Le onzième correspond aux patriarches; le douzième, les prophètes (figures de l’Ancien Testament); le treizième, les évangélistes; le quatorzième, les apôtres (figures du Nouveau Testament). 

Du quinzième au vingtième chapiteau nous découvrons l’histoire de la Sainte Vierge. 
15 : Annonciation 
16 : Visitation 
17 : La Nativité
18 : La Divine Pieta 
19 : La mort de la Vierge
20 : Son couronnement par le Christ. 

Du vingt-et-unième au vingt-septième chapiteau nous redécouvrons le début de la Genèse grâce aux sept jours de la Création. Le vingt-huitième correspond à l’Eden et le vingt-neuvième au Paradis Perdu. 
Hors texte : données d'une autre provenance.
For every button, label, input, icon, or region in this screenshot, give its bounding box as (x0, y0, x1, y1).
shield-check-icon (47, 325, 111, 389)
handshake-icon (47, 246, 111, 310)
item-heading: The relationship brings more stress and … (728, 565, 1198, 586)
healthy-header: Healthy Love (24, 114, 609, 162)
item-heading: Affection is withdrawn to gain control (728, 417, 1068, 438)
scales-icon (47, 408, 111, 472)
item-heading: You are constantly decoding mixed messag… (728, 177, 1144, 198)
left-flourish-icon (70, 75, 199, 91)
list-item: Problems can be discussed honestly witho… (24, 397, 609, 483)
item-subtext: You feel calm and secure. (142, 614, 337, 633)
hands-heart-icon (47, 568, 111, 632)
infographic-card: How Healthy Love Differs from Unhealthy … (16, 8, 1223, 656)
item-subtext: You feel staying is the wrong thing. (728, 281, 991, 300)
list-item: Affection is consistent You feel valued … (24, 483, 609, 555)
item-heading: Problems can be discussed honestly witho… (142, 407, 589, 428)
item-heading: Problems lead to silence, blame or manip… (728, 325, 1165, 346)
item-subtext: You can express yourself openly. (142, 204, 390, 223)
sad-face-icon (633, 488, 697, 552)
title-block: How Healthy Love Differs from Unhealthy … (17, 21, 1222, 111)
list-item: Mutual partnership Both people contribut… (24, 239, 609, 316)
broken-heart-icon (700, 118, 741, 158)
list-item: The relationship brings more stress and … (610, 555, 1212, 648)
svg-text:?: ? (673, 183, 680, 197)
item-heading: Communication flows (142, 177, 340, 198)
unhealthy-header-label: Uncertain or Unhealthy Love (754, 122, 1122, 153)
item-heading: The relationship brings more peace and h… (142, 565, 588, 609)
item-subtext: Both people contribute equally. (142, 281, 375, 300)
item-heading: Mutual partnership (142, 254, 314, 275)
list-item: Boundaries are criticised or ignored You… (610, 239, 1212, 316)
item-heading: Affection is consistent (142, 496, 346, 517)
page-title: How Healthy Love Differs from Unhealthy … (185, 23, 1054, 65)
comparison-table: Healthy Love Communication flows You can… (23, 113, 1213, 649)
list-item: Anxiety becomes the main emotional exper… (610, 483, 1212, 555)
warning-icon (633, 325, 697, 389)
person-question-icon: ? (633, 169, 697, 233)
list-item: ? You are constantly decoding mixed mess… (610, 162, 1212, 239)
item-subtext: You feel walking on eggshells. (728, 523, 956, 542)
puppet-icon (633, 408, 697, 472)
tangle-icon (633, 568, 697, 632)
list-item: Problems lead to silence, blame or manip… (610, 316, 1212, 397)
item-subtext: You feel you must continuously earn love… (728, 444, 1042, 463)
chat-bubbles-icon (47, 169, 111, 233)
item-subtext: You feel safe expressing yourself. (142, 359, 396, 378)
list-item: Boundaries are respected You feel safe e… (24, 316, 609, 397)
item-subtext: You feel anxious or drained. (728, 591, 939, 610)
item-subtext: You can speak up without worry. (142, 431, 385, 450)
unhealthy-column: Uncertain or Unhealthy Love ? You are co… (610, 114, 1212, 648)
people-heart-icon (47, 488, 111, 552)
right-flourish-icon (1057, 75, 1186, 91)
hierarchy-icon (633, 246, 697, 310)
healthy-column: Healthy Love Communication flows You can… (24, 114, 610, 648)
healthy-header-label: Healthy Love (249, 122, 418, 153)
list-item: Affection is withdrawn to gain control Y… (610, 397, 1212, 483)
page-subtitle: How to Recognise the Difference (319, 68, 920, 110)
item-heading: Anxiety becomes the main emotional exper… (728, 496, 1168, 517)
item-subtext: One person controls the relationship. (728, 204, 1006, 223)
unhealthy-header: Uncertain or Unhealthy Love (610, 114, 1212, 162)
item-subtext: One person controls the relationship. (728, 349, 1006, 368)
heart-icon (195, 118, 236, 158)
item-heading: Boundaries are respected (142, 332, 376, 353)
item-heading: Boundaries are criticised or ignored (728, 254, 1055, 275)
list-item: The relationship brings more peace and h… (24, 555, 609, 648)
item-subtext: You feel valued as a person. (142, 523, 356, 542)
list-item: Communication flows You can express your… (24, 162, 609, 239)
Les métiers du Loiret sont quant à eux représentés du trentième au trente-sixième chapiteau. Pour finir, du trente-septième au quarantième chapiteau nous découvrons les Bâtisseurs représentés par: les armes de Mgr l’Évêque d’Orléans, les armes de la Ville de Gien, la griffe des Architectes ainsi que celle des ouvriers et des artistes. 

Le Baptistère n’est malheureusement plus utilisé. Il est situé à droite du porche en entrant. Il est séparé comme aux premiers siècles du christianisme et nous rappelle que le baptême est la première étape d’entrée dans l’Église. 

Il est de forme octogonale, en briques. Au centre, nous voyons une mosaïque d’aspect byzantin entourant une cuve en cuivre martelé et portant l’inscription « Christus vitae mea » ( signifiant « l’oint de ma vie »). 

Et si on parlait des Cloches ? 

En parallèle de l’administratif pour la reconstruction de l’édifice, l’archiprêtre de l’époque de la reconstruction exprime dans ses prêches, le souhait de fondre immédiatement les cloches pour la future église. 

Un ramassage de métaux non ferreux est organisé. La quantité de métal pour fondre les cloches est suffisante, grâce aux dons des Giennois et aux cinq cloches fondues dans l’incendie de juin 1940. 

Les cloches seront bénies le dimanche 27 Mars 1949; puis sonneront leur retour le dimanche de Pâques, soit le 3 Avril 1949. 

Aujourd’hui, dans le clocher se trouvent quatre cloches, sous le nom de: Félicule Hélène Lucie sonnant le ré; Michèle Anne Pia sonnant le mi; Jeanne Françoise sonnant le fa dièse; France Marie Christiane sonnant le sol. Chaque cloche a été baptisée et bénéficie d’une marraine et d’un parrain.

Cette église est la maison de Dieu et nous sommes heureux de nous y retrouver en communauté pour prier.

Certaines informations proviennent du livret « Histoire de l’église de Gien » réalisé par la « SHAG ».